Weepy?
Hi Mommas!
I’m hoping (and guessing) I am not alone here.. are any of you feeling occasional anxiety/weepy-ness?
I am 16 days postpartum now, and this is the second occasion I’ve felt anxious. I feel like I need a decent cry. It is crazy, because I’ve seriously been blessed with a pretty easy baby! He nurses well, he’s already on somewhat of a schedule so I can anticipate when he will wake up for feedings, usually twice per night- and he doesn’t fuss or cry any more than any normal newborn! Also, my fiancé is AMAZING with him. He will hold our son while I get in position and ready to breast feed. He burps the baby, has stayed up a little later with him so I can sleep on occasion, changes him, helps bathe him... seriously, he does it all and I am so lucky. Yet there’s this little anxious place I go to...
I don’t think it’s full blow PPD, and if it’s “baby blues” it isn’t constant. Is this hormones? The weight of being responsible for a whole, itty bitty life? The breast feeding commitment?

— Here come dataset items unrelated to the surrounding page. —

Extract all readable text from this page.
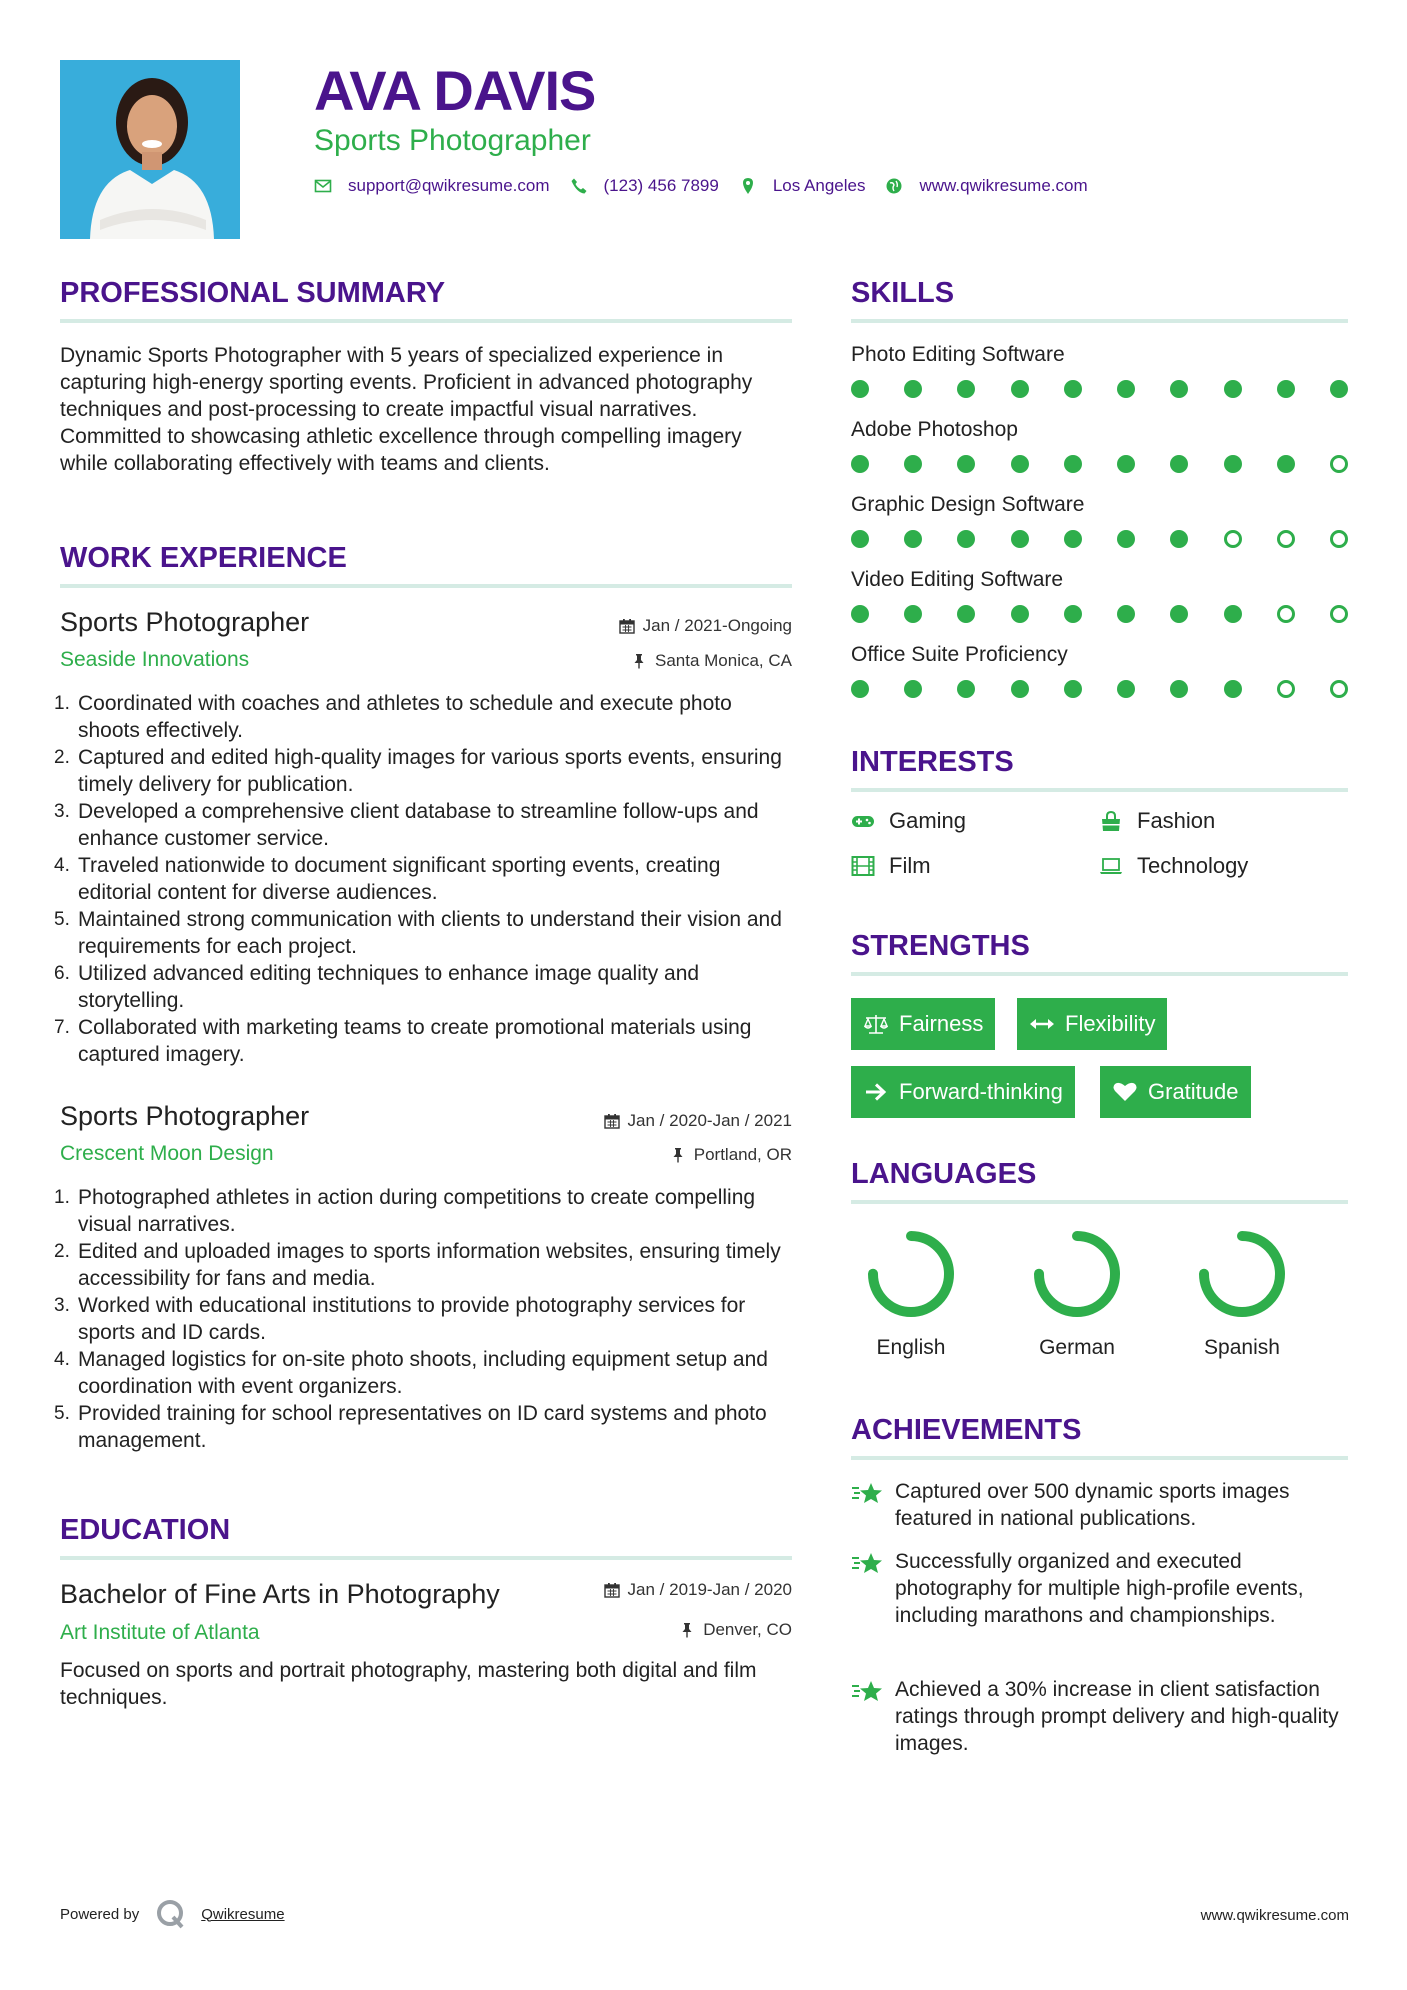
AVA DAVIS
Sports Photographer
support@qwikresume.com	(123) 456 7899	Los Angeles	www.qwikresume.com
PROFESSIONAL SUMMARY
Dynamic Sports Photographer with 5 years of specialized experience in capturing high-energy sporting events. Proficient in advanced photography techniques and post-processing to create impactful visual narratives. Committed to showcasing athletic excellence through compelling imagery while collaborating effectively with teams and clients.
WORK EXPERIENCE
Sports Photographer	Jan / 2021-Ongoing
Seaside Innovations	Santa Monica, CA
1. Coordinated with coaches and athletes to schedule and execute photo shoots effectively.
2. Captured and edited high-quality images for various sports events, ensuring timely delivery for publication.
3. Developed a comprehensive client database to streamline follow-ups and enhance customer service.
4. Traveled nationwide to document significant sporting events, creating editorial content for diverse audiences.
5. Maintained strong communication with clients to understand their vision and requirements for each project.
6. Utilized advanced editing techniques to enhance image quality and storytelling.
7. Collaborated with marketing teams to create promotional materials using captured imagery.
Sports Photographer	Jan / 2020-Jan / 2021
Crescent Moon Design	Portland, OR
1. Photographed athletes in action during competitions to create compelling visual narratives.
2. Edited and uploaded images to sports information websites, ensuring timely accessibility for fans and media.
3. Worked with educational institutions to provide photography services for sports and ID cards.
4. Managed logistics for on-site photo shoots, including equipment setup and coordination with event organizers.
5. Provided training for school representatives on ID card systems and photo management.
EDUCATION
Bachelor of Fine Arts in Photography	Jan / 2019-Jan / 2020
Art Institute of Atlanta	Denver, CO
Focused on sports and portrait photography, mastering both digital and film techniques.
SKILLS
Photo Editing Software
Adobe Photoshop
Graphic Design Software
Video Editing Software
Office Suite Proficiency
INTERESTS
Gaming	Fashion
Film	Technology
STRENGTHS
Fairness	Flexibility
Forward-thinking	Gratitude
LANGUAGES
English	German	Spanish
ACHIEVEMENTS
Captured over 500 dynamic sports images featured in national publications.
Successfully organized and executed photography for multiple high-profile events, including marathons and championships.
Achieved a 30% increase in client satisfaction ratings through prompt delivery and high-quality images.
Powered by	Qwikresume	www.qwikresume.com
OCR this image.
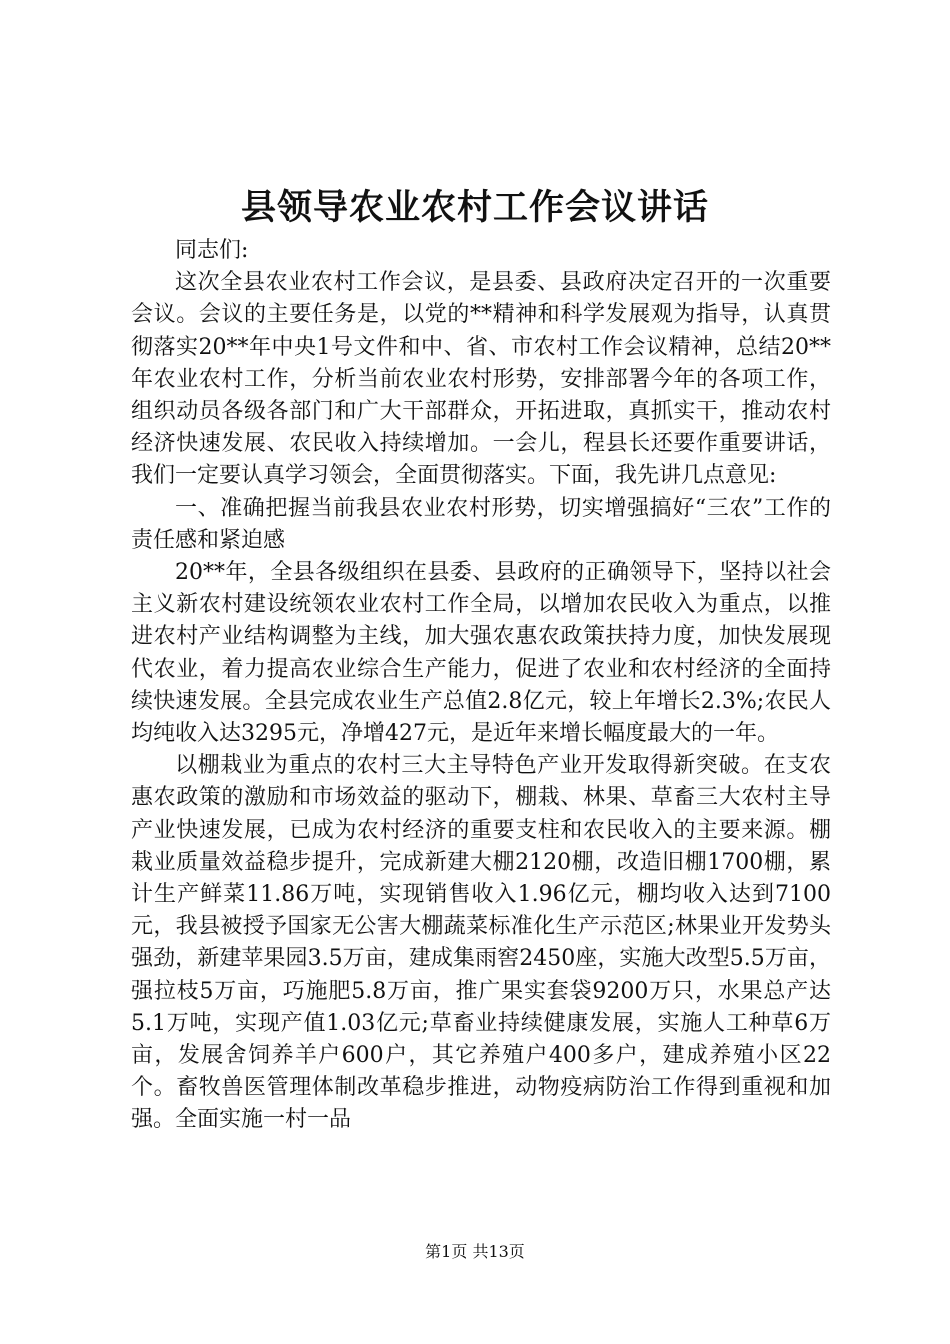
县领导农业农村工作会议讲话
同志们:

这次全县农业农村工作会议，是县委、县政府决定召开的一次重要会议。会议的主要任务是，以党的**精神和科学发展观为指导，认真贯彻落实20**年中央1号文件和中、省、市农村工作会议精神，总结20**年农业农村工作，分析当前农业农村形势，安排部署今年的各项工作，组织动员各级各部门和广大干部群众，开拓进取，真抓实干，推动农村经济快速发展、农民收入持续增加。一会儿，程县长还要作重要讲话，我们一定要认真学习领会，全面贯彻落实。下面，我先讲几点意见:

一、准确把握当前我县农业农村形势，切实增强搞好“三农”工作的责任感和紧迫感

20**年，全县各级组织在县委、县政府的正确领导下，坚持以社会主义新农村建设统领农业农村工作全局，以增加农民收入为重点，以推进农村产业结构调整为主线，加大强农惠农政策扶持力度，加快发展现代农业，着力提高农业综合生产能力，促进了农业和农村经济的全面持续快速发展。全县完成农业生产总值2.8亿元，较上年增长2.3%;农民人均纯收入达3295元，净增427元，是近年来增长幅度最大的一年。

以棚栽业为重点的农村三大主导特色产业开发取得新突破。在支农惠农政策的激励和市场效益的驱动下，棚栽、林果、草畜三大农村主导产业快速发展，已成为农村经济的重要支柱和农民收入的主要来源。棚栽业质量效益稳步提升，完成新建大棚2120棚，改造旧棚1700棚，累计生产鲜菜11.86万吨，实现销售收入1.96亿元，棚均收入达到7100元，我县被授予国家无公害大棚蔬菜标准化生产示范区;林果业开发势头强劲，新建苹果园3.5万亩，建成集雨窖2450座，实施大改型5.5万亩，强拉枝5万亩，巧施肥5.8万亩，推广果实套袋9200万只，水果总产达5.1万吨，实现产值1.03亿元;草畜业持续健康发展，实施人工种草6万亩，发展舍饲养羊户600户，其它养殖户400多户，建成养殖小区22个。畜牧兽医管理体制改革稳步推进，动物疫病防治工作得到重视和加强。全面实施一村一品

第1页 共13页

I think a bit of it is “missing” my fiancé. Although he is here and so supportive, we can’t have sex quite yet and we are both so busy loving on our new baby everyday. I feel a shift for sure, from him kissing and holding my pregnant belly, to now being tired and figuring out our son. Maybe it is just all the change?
Have any of you experienced ALL these feelings, I’m sure it’s normal, but still, I feel a little guilty.